Defense Date


Document Type


Degree Name

Master of Science



First Advisor

Gloria M. Francis


This descriptive study explored loneliness among pregnant adolescents in a southeastern metropolitan area. Numerous psychosocial variables of the special population of pregnant teens remain to be studied. One such variable is loneliness, a feeling often experienced by adolescents. The present study hypothesized that loneliness may occur during adolescent pregnancy. To date, one study exists (Diiorio & Riley, 1988) of loneliness and adolescent pregnancy.

The problem statement was: Does loneliness exist among pregnant adolescents? Three research questions were addressed:

Within this sample:

1. To what extent does loneliness exist?

2. Is loneliness more frequent during certain ages?

3. Do pregnant black and white adolescents differ in the extent to which they experience loneliness?

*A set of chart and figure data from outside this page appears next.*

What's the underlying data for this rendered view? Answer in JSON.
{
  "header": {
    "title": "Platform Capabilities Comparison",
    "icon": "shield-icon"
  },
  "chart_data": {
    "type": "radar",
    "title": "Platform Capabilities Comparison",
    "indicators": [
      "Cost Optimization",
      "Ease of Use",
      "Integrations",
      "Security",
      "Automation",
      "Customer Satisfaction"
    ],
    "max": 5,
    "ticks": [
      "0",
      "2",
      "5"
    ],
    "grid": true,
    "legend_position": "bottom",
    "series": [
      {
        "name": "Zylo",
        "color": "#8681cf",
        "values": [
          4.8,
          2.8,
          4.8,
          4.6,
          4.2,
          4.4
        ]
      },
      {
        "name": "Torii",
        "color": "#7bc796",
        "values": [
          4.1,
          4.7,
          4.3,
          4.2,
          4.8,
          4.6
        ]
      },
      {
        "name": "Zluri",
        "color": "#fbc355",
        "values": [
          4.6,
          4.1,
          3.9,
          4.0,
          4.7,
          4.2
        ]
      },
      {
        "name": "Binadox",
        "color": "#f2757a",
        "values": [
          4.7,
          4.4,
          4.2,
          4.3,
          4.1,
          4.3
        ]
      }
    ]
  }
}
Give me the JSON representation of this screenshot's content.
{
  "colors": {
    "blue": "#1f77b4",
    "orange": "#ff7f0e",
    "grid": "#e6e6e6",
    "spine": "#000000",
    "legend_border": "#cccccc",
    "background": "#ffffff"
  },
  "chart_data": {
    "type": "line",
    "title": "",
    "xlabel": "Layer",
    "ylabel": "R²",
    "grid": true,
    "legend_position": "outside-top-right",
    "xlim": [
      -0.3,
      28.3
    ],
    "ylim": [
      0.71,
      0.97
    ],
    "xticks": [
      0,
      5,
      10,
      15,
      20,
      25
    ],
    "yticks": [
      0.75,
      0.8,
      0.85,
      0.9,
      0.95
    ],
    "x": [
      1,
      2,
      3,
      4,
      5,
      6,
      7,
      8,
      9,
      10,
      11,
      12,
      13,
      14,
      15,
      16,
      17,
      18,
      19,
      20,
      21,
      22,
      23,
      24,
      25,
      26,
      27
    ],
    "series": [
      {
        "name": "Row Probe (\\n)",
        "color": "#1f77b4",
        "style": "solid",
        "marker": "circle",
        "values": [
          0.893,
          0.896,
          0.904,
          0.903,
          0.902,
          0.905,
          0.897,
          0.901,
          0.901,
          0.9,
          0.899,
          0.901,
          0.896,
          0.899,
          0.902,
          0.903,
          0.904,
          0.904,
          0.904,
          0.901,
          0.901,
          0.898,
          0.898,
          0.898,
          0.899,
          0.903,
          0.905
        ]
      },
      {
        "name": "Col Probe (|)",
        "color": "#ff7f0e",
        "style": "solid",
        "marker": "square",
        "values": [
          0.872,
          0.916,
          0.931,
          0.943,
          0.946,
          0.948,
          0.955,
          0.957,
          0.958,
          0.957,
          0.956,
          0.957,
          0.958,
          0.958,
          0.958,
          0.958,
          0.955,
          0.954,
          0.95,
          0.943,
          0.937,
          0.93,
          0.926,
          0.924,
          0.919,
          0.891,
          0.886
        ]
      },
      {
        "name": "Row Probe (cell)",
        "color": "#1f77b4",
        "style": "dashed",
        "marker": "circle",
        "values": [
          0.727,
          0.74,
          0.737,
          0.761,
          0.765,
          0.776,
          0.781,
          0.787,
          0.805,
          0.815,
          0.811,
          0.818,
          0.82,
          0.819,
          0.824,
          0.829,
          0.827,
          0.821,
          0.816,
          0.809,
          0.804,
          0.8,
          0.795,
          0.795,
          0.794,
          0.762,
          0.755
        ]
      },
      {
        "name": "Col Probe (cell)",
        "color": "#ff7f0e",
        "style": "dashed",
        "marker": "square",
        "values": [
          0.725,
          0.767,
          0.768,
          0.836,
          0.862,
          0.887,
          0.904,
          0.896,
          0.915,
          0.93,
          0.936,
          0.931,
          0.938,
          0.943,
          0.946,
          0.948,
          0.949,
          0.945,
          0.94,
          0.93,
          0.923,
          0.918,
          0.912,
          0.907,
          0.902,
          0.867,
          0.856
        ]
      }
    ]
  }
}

Participants between the ages of 14 and 18 receiving prenatal care in public health clinics and a university affiliated obstetric clinic were selected for the study. The final sample size was 78. The loneliness study was conducted as part of a larger longitudinal study, Nursing Role Supplementation for Adolescent Parents (NIH #1R01NR01939-01A1).

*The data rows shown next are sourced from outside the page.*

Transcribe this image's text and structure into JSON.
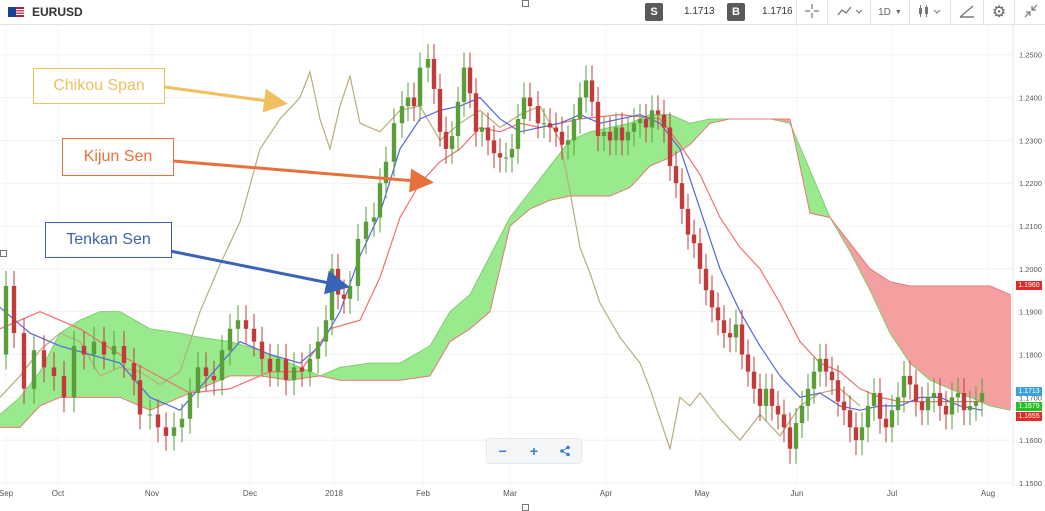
{
  "header": {
    "symbol": "EURUSD",
    "sell_label": "S",
    "sell_price": "1.1713",
    "buy_label": "B",
    "buy_price": "1.1716",
    "timeframe": "1D"
  },
  "annotations": {
    "chikou": {
      "label": "Chikou Span",
      "color": "#f0c060"
    },
    "kijun": {
      "label": "Kijun Sen",
      "color": "#e8703a"
    },
    "tenkan": {
      "label": "Tenkan Sen",
      "color": "#3a62b8"
    }
  },
  "zoom_controls": {
    "minus": "−",
    "plus": "+"
  },
  "colors": {
    "bull": "#5a9e3a",
    "bear": "#c23b3b",
    "cloud_bull": "#98ea8c",
    "cloud_bear": "#f4a0a0",
    "tenkan": "#5566e0",
    "kijun": "#f07070",
    "chikou": "#b8ad7a"
  },
  "chart_data": {
    "type": "candlestick",
    "y_ticks": [
      "1.2500",
      "1.2400",
      "1.2300",
      "1.2200",
      "1.2100",
      "1.2000",
      "1.1900",
      "1.1800",
      "1.1700",
      "1.1600",
      "1.1500"
    ],
    "x_labels": [
      "Sep",
      "Oct",
      "Nov",
      "Dec",
      "2018",
      "Feb",
      "Mar",
      "Apr",
      "May",
      "Jun",
      "Jul",
      "Aug"
    ],
    "ylim": [
      1.15,
      1.256
    ],
    "price_tags": [
      {
        "value": "1.1960",
        "price": 1.196,
        "color": "#e02b2b"
      },
      {
        "value": "1.1713",
        "price": 1.1713,
        "color": "#3aa0e0"
      },
      {
        "value": "1.1679",
        "price": 1.1679,
        "color": "#24c024"
      },
      {
        "value": "1.1655",
        "price": 1.1655,
        "color": "#e02b2b"
      }
    ],
    "close_series": [
      [
        0,
        1.18
      ],
      [
        6,
        1.196
      ],
      [
        14,
        1.185
      ],
      [
        24,
        1.172
      ],
      [
        34,
        1.181
      ],
      [
        44,
        1.177
      ],
      [
        54,
        1.175
      ],
      [
        64,
        1.17
      ],
      [
        74,
        1.182
      ],
      [
        84,
        1.18
      ],
      [
        94,
        1.183
      ],
      [
        104,
        1.18
      ],
      [
        114,
        1.182
      ],
      [
        124,
        1.178
      ],
      [
        134,
        1.174
      ],
      [
        140,
        1.166
      ],
      [
        150,
        1.166
      ],
      [
        158,
        1.163
      ],
      [
        166,
        1.161
      ],
      [
        174,
        1.163
      ],
      [
        182,
        1.165
      ],
      [
        190,
        1.171
      ],
      [
        198,
        1.177
      ],
      [
        206,
        1.175
      ],
      [
        214,
        1.174
      ],
      [
        222,
        1.181
      ],
      [
        230,
        1.186
      ],
      [
        238,
        1.188
      ],
      [
        246,
        1.186
      ],
      [
        254,
        1.183
      ],
      [
        262,
        1.179
      ],
      [
        270,
        1.176
      ],
      [
        278,
        1.179
      ],
      [
        286,
        1.174
      ],
      [
        294,
        1.177
      ],
      [
        302,
        1.176
      ],
      [
        310,
        1.179
      ],
      [
        318,
        1.183
      ],
      [
        326,
        1.188
      ],
      [
        332,
        1.2
      ],
      [
        338,
        1.194
      ],
      [
        344,
        1.193
      ],
      [
        350,
        1.196
      ],
      [
        358,
        1.207
      ],
      [
        366,
        1.211
      ],
      [
        374,
        1.212
      ],
      [
        380,
        1.22
      ],
      [
        386,
        1.225
      ],
      [
        394,
        1.234
      ],
      [
        402,
        1.238
      ],
      [
        408,
        1.24
      ],
      [
        414,
        1.238
      ],
      [
        420,
        1.247
      ],
      [
        428,
        1.249
      ],
      [
        434,
        1.242
      ],
      [
        440,
        1.232
      ],
      [
        446,
        1.228
      ],
      [
        452,
        1.231
      ],
      [
        458,
        1.239
      ],
      [
        464,
        1.247
      ],
      [
        470,
        1.241
      ],
      [
        476,
        1.232
      ],
      [
        482,
        1.233
      ],
      [
        488,
        1.23
      ],
      [
        494,
        1.227
      ],
      [
        500,
        1.226
      ],
      [
        506,
        1.226
      ],
      [
        512,
        1.228
      ],
      [
        518,
        1.235
      ],
      [
        524,
        1.24
      ],
      [
        530,
        1.238
      ],
      [
        538,
        1.234
      ],
      [
        544,
        1.234
      ],
      [
        550,
        1.233
      ],
      [
        556,
        1.232
      ],
      [
        562,
        1.229
      ],
      [
        568,
        1.23
      ],
      [
        574,
        1.235
      ],
      [
        580,
        1.24
      ],
      [
        586,
        1.244
      ],
      [
        592,
        1.239
      ],
      [
        598,
        1.231
      ],
      [
        604,
        1.232
      ],
      [
        610,
        1.23
      ],
      [
        616,
        1.233
      ],
      [
        622,
        1.23
      ],
      [
        628,
        1.232
      ],
      [
        634,
        1.234
      ],
      [
        640,
        1.235
      ],
      [
        646,
        1.233
      ],
      [
        652,
        1.237
      ],
      [
        658,
        1.236
      ],
      [
        664,
        1.233
      ],
      [
        670,
        1.224
      ],
      [
        676,
        1.22
      ],
      [
        682,
        1.214
      ],
      [
        688,
        1.208
      ],
      [
        694,
        1.206
      ],
      [
        700,
        1.2
      ],
      [
        706,
        1.195
      ],
      [
        712,
        1.191
      ],
      [
        718,
        1.188
      ],
      [
        724,
        1.185
      ],
      [
        730,
        1.184
      ],
      [
        736,
        1.187
      ],
      [
        742,
        1.18
      ],
      [
        748,
        1.176
      ],
      [
        754,
        1.172
      ],
      [
        760,
        1.168
      ],
      [
        766,
        1.172
      ],
      [
        772,
        1.168
      ],
      [
        778,
        1.166
      ],
      [
        784,
        1.163
      ],
      [
        790,
        1.158
      ],
      [
        796,
        1.164
      ],
      [
        802,
        1.168
      ],
      [
        808,
        1.172
      ],
      [
        814,
        1.176
      ],
      [
        820,
        1.179
      ],
      [
        826,
        1.176
      ],
      [
        832,
        1.174
      ],
      [
        838,
        1.169
      ],
      [
        844,
        1.167
      ],
      [
        850,
        1.163
      ],
      [
        856,
        1.16
      ],
      [
        862,
        1.163
      ],
      [
        868,
        1.168
      ],
      [
        874,
        1.171
      ],
      [
        880,
        1.165
      ],
      [
        886,
        1.163
      ],
      [
        892,
        1.167
      ],
      [
        898,
        1.17
      ],
      [
        904,
        1.175
      ],
      [
        910,
        1.173
      ],
      [
        916,
        1.169
      ],
      [
        922,
        1.167
      ],
      [
        928,
        1.17
      ],
      [
        934,
        1.171
      ],
      [
        940,
        1.168
      ],
      [
        946,
        1.166
      ],
      [
        952,
        1.17
      ],
      [
        958,
        1.171
      ],
      [
        964,
        1.167
      ],
      [
        970,
        1.168
      ],
      [
        976,
        1.169
      ],
      [
        982,
        1.171
      ]
    ],
    "tenkan": [
      [
        0,
        1.191
      ],
      [
        30,
        1.185
      ],
      [
        60,
        1.182
      ],
      [
        90,
        1.18
      ],
      [
        120,
        1.178
      ],
      [
        150,
        1.17
      ],
      [
        180,
        1.167
      ],
      [
        210,
        1.175
      ],
      [
        240,
        1.183
      ],
      [
        270,
        1.18
      ],
      [
        300,
        1.178
      ],
      [
        320,
        1.182
      ],
      [
        340,
        1.19
      ],
      [
        360,
        1.203
      ],
      [
        380,
        1.213
      ],
      [
        400,
        1.228
      ],
      [
        420,
        1.235
      ],
      [
        440,
        1.237
      ],
      [
        460,
        1.238
      ],
      [
        480,
        1.24
      ],
      [
        500,
        1.235
      ],
      [
        520,
        1.232
      ],
      [
        540,
        1.233
      ],
      [
        560,
        1.234
      ],
      [
        580,
        1.236
      ],
      [
        600,
        1.234
      ],
      [
        620,
        1.235
      ],
      [
        640,
        1.236
      ],
      [
        660,
        1.234
      ],
      [
        680,
        1.228
      ],
      [
        700,
        1.214
      ],
      [
        720,
        1.2
      ],
      [
        740,
        1.19
      ],
      [
        760,
        1.182
      ],
      [
        780,
        1.175
      ],
      [
        800,
        1.17
      ],
      [
        820,
        1.171
      ],
      [
        840,
        1.168
      ],
      [
        860,
        1.167
      ],
      [
        880,
        1.168
      ],
      [
        900,
        1.168
      ],
      [
        920,
        1.17
      ],
      [
        940,
        1.17
      ],
      [
        960,
        1.168
      ],
      [
        982,
        1.167
      ]
    ],
    "kijun": [
      [
        0,
        1.186
      ],
      [
        40,
        1.19
      ],
      [
        80,
        1.186
      ],
      [
        120,
        1.18
      ],
      [
        150,
        1.176
      ],
      [
        190,
        1.171
      ],
      [
        230,
        1.172
      ],
      [
        270,
        1.176
      ],
      [
        300,
        1.176
      ],
      [
        330,
        1.186
      ],
      [
        360,
        1.188
      ],
      [
        380,
        1.198
      ],
      [
        400,
        1.212
      ],
      [
        420,
        1.22
      ],
      [
        440,
        1.225
      ],
      [
        460,
        1.228
      ],
      [
        480,
        1.233
      ],
      [
        500,
        1.232
      ],
      [
        520,
        1.234
      ],
      [
        540,
        1.233
      ],
      [
        560,
        1.234
      ],
      [
        580,
        1.235
      ],
      [
        620,
        1.236
      ],
      [
        660,
        1.235
      ],
      [
        680,
        1.229
      ],
      [
        700,
        1.222
      ],
      [
        720,
        1.212
      ],
      [
        740,
        1.205
      ],
      [
        760,
        1.2
      ],
      [
        780,
        1.192
      ],
      [
        800,
        1.183
      ],
      [
        820,
        1.178
      ],
      [
        840,
        1.176
      ],
      [
        860,
        1.172
      ],
      [
        880,
        1.17
      ],
      [
        900,
        1.169
      ],
      [
        940,
        1.169
      ],
      [
        982,
        1.169
      ]
    ],
    "chikou": [
      [
        0,
        1.17
      ],
      [
        20,
        1.175
      ],
      [
        40,
        1.181
      ],
      [
        60,
        1.185
      ],
      [
        80,
        1.183
      ],
      [
        100,
        1.175
      ],
      [
        120,
        1.177
      ],
      [
        140,
        1.176
      ],
      [
        160,
        1.173
      ],
      [
        180,
        1.176
      ],
      [
        200,
        1.19
      ],
      [
        220,
        1.201
      ],
      [
        240,
        1.211
      ],
      [
        260,
        1.228
      ],
      [
        280,
        1.235
      ],
      [
        300,
        1.24
      ],
      [
        310,
        1.246
      ],
      [
        320,
        1.235
      ],
      [
        330,
        1.228
      ],
      [
        340,
        1.238
      ],
      [
        350,
        1.245
      ],
      [
        360,
        1.234
      ],
      [
        380,
        1.232
      ],
      [
        400,
        1.237
      ],
      [
        420,
        1.238
      ],
      [
        440,
        1.23
      ],
      [
        460,
        1.234
      ],
      [
        480,
        1.237
      ],
      [
        500,
        1.233
      ],
      [
        520,
        1.236
      ],
      [
        540,
        1.238
      ],
      [
        560,
        1.23
      ],
      [
        570,
        1.218
      ],
      [
        580,
        1.205
      ],
      [
        590,
        1.199
      ],
      [
        600,
        1.192
      ],
      [
        610,
        1.188
      ],
      [
        620,
        1.184
      ],
      [
        640,
        1.178
      ],
      [
        650,
        1.172
      ],
      [
        660,
        1.165
      ],
      [
        670,
        1.158
      ],
      [
        680,
        1.17
      ],
      [
        690,
        1.168
      ],
      [
        700,
        1.171
      ],
      [
        720,
        1.165
      ],
      [
        740,
        1.16
      ],
      [
        760,
        1.166
      ],
      [
        780,
        1.161
      ],
      [
        800,
        1.168
      ],
      [
        820,
        1.171
      ],
      [
        840,
        1.172
      ],
      [
        860,
        1.168
      ]
    ],
    "span_a": [
      [
        0,
        1.166
      ],
      [
        20,
        1.17
      ],
      [
        40,
        1.176
      ],
      [
        60,
        1.185
      ],
      [
        80,
        1.188
      ],
      [
        100,
        1.19
      ],
      [
        120,
        1.19
      ],
      [
        150,
        1.186
      ],
      [
        180,
        1.185
      ],
      [
        200,
        1.184
      ],
      [
        230,
        1.183
      ],
      [
        260,
        1.181
      ],
      [
        290,
        1.178
      ],
      [
        320,
        1.175
      ],
      [
        340,
        1.177
      ],
      [
        370,
        1.178
      ],
      [
        400,
        1.178
      ],
      [
        430,
        1.182
      ],
      [
        450,
        1.19
      ],
      [
        470,
        1.194
      ],
      [
        490,
        1.203
      ],
      [
        510,
        1.212
      ],
      [
        530,
        1.218
      ],
      [
        550,
        1.224
      ],
      [
        570,
        1.23
      ],
      [
        590,
        1.232
      ],
      [
        610,
        1.233
      ],
      [
        630,
        1.234
      ],
      [
        650,
        1.236
      ],
      [
        670,
        1.236
      ],
      [
        690,
        1.234
      ],
      [
        710,
        1.235
      ],
      [
        730,
        1.235
      ],
      [
        750,
        1.235
      ],
      [
        770,
        1.235
      ],
      [
        790,
        1.234
      ],
      [
        810,
        1.223
      ],
      [
        830,
        1.212
      ],
      [
        850,
        1.204
      ],
      [
        870,
        1.195
      ],
      [
        890,
        1.185
      ],
      [
        910,
        1.178
      ],
      [
        930,
        1.174
      ],
      [
        950,
        1.172
      ],
      [
        970,
        1.17
      ],
      [
        990,
        1.168
      ],
      [
        1010,
        1.167
      ]
    ],
    "span_b": [
      [
        0,
        1.163
      ],
      [
        20,
        1.163
      ],
      [
        40,
        1.168
      ],
      [
        60,
        1.17
      ],
      [
        80,
        1.17
      ],
      [
        100,
        1.17
      ],
      [
        120,
        1.17
      ],
      [
        150,
        1.167
      ],
      [
        180,
        1.17
      ],
      [
        200,
        1.172
      ],
      [
        230,
        1.175
      ],
      [
        260,
        1.175
      ],
      [
        290,
        1.174
      ],
      [
        320,
        1.175
      ],
      [
        340,
        1.174
      ],
      [
        370,
        1.174
      ],
      [
        400,
        1.174
      ],
      [
        430,
        1.175
      ],
      [
        450,
        1.183
      ],
      [
        470,
        1.186
      ],
      [
        490,
        1.19
      ],
      [
        510,
        1.21
      ],
      [
        530,
        1.214
      ],
      [
        550,
        1.216
      ],
      [
        570,
        1.217
      ],
      [
        590,
        1.217
      ],
      [
        610,
        1.217
      ],
      [
        630,
        1.219
      ],
      [
        650,
        1.224
      ],
      [
        670,
        1.226
      ],
      [
        690,
        1.229
      ],
      [
        710,
        1.234
      ],
      [
        730,
        1.235
      ],
      [
        750,
        1.235
      ],
      [
        770,
        1.235
      ],
      [
        790,
        1.235
      ],
      [
        810,
        1.213
      ],
      [
        830,
        1.212
      ],
      [
        850,
        1.206
      ],
      [
        870,
        1.2
      ],
      [
        890,
        1.197
      ],
      [
        910,
        1.196
      ],
      [
        930,
        1.196
      ],
      [
        950,
        1.196
      ],
      [
        970,
        1.196
      ],
      [
        990,
        1.196
      ],
      [
        1010,
        1.194
      ]
    ]
  }
}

The dependent variable, loneliness, was measured by the Revised UCLA Loneliness Scale (Russell, Peplau, & Cutrona, 1980), a 20-item Likert-type instrument. Possible scores on the tool ranged from 20 to 80, with 80 constituting the loneliest end of the continuum. The extent of loneliness was determined by the summation of numerical responses.

Data were analyzed by two methods: (a) analysis of variance (ANOVA), to determine any differences between age and loneliness score, and (b) the t-test for two independent samples, in order to examine differences in mean loneliness scores between blacks and whites in the sample.

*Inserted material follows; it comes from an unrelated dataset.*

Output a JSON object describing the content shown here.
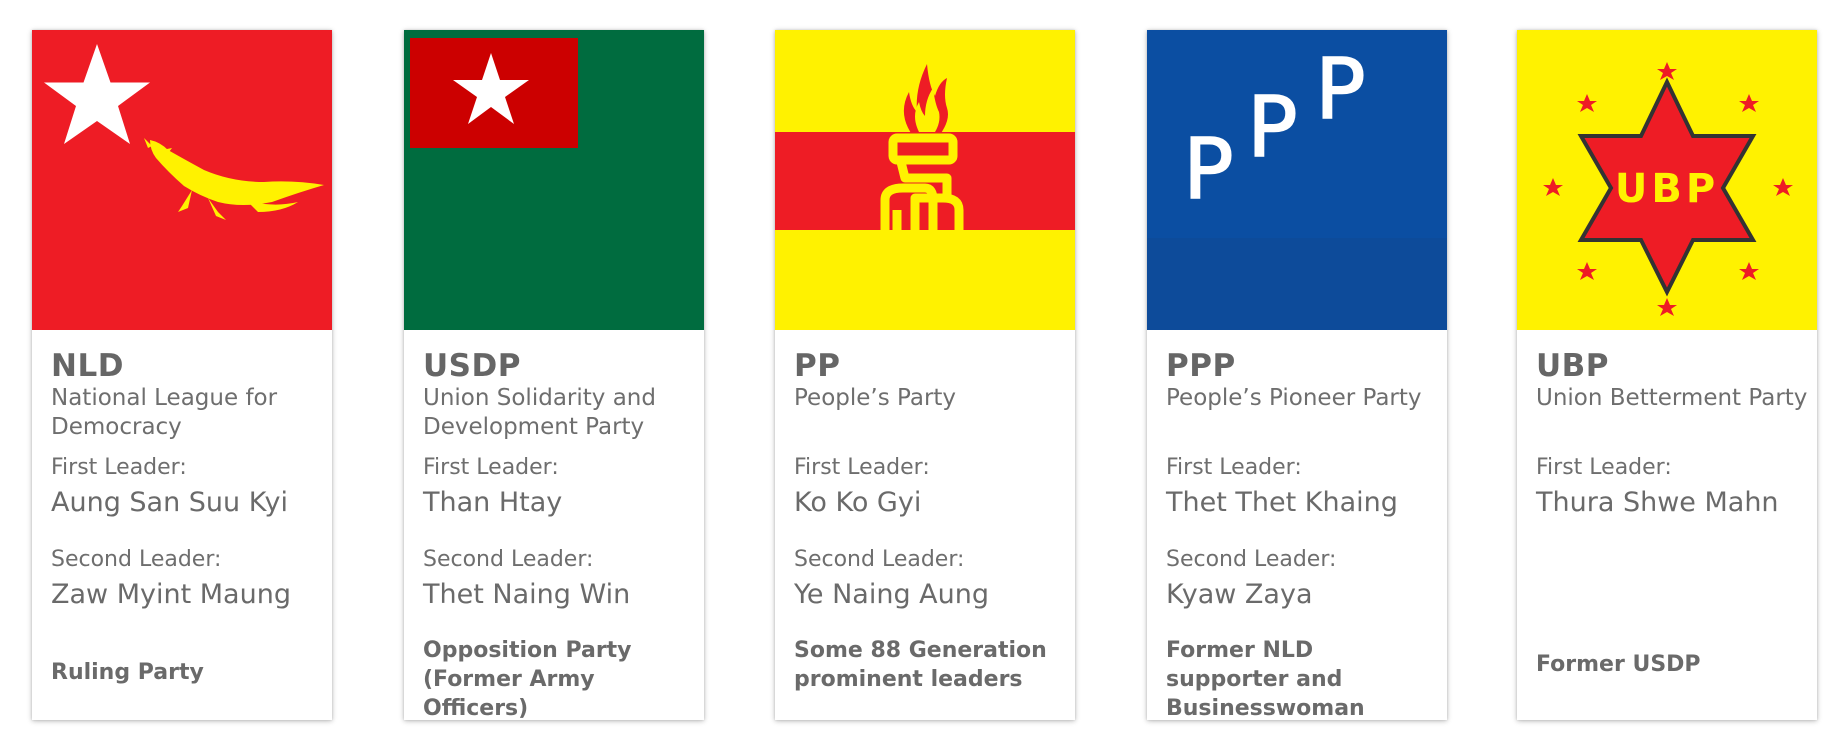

Scores ranged from 25 to 58. "Low" to "moderate" loneliness existed among the sample; however, loneliness did not exist in greater amplitude than among nonpregnant adolescents in other studies reviewed. No significant relationship was found between age of participants and loneliness scores. Furthermore, differences in loneliness scores between blacks and whites were not statistically significant.

Finally, pregnancy may not intensify loneliness for adolescents. On the other hand, pregnancy did not diminish loneliness among pregnant adolescents in this sample.